Reduction of Audible Noise of a Traction Motor at PWM Operation

Abstract: A dominating source for the radiated acoustic noise from a train at low speeds is the traction motor. This noise originates from electromagnetic forces acting on the structure resulting in vibrations on the surface and thus radiated noise. It is often perceived as annoying due to its tonal nature. To achieve a desirable acoustic behavior, and also to meet legal requirements, it is of great importance to thoroughly understand the generation of noise of electromagnetic origin in the motor and also to be able to control it to a low level.In this work, experimental tests have been performed on a traction motor operated from pulse width modulated (PWM) converter. A PWM converter outputs a quasi-sinusoidal voltage created from switched voltage pulses of different widths.

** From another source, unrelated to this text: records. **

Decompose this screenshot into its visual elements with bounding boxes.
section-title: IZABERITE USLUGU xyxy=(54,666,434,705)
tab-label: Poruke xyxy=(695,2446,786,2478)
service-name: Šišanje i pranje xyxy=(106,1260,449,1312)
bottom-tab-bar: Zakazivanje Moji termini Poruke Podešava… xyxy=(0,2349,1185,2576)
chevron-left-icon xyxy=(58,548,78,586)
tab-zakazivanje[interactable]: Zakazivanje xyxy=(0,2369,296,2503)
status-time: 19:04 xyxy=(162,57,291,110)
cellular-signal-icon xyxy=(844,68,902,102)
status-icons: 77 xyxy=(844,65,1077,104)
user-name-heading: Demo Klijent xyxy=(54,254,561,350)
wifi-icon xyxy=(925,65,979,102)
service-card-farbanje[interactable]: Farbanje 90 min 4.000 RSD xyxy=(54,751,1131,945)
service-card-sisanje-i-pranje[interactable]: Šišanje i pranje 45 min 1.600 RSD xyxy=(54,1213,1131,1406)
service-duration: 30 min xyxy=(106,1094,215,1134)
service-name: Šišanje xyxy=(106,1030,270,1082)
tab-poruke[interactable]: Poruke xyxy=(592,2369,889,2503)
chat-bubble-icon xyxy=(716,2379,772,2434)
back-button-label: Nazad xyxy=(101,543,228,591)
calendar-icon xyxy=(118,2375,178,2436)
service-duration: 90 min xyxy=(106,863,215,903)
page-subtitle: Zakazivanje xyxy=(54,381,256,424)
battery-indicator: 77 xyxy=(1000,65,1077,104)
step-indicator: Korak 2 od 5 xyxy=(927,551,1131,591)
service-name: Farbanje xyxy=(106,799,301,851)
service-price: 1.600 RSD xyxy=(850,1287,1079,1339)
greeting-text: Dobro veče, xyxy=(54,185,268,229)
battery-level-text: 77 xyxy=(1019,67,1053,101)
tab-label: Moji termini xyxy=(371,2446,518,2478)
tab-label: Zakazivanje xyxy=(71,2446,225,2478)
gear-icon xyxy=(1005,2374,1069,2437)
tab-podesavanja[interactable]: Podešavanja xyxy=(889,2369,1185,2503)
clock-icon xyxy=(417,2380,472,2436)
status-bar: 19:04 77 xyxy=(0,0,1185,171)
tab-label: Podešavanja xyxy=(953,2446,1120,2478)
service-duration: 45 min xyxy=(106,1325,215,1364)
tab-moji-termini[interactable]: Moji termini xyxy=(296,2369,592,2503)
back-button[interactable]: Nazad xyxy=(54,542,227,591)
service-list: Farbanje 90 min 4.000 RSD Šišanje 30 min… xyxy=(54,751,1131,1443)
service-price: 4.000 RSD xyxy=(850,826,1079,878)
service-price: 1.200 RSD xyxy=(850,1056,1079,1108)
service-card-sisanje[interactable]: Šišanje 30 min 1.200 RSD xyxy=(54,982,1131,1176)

The resulting main vibrations at PWM operation and their causes have been analyzed. It is concluded that an appropriate selection of the PWM switching frequency, that is the rate at which the voltage is switched, is a powerful tool to influence the noise of electromagnetic origin. Changing the switching frequency shifts the frequencies of the exciting electromagnetic forces. Further experimental investigations show that the trend is that the resulting sound power level decreases with increasing switching frequency and eventually the sound power level reaches an almost constant level. The underlying physical phenomena for the reduced sound power level is different for different frequency ranges. It is proposed that the traction motor, similar to a thin walled cylindrical structure, shows a constant vibration over force response above a certain frequency. This is investigated using numerical simulations of simplified models. Above this certain frequency, where the area of high modal density is dominating, the noise reducing effect of further increasing the switching frequency is limited.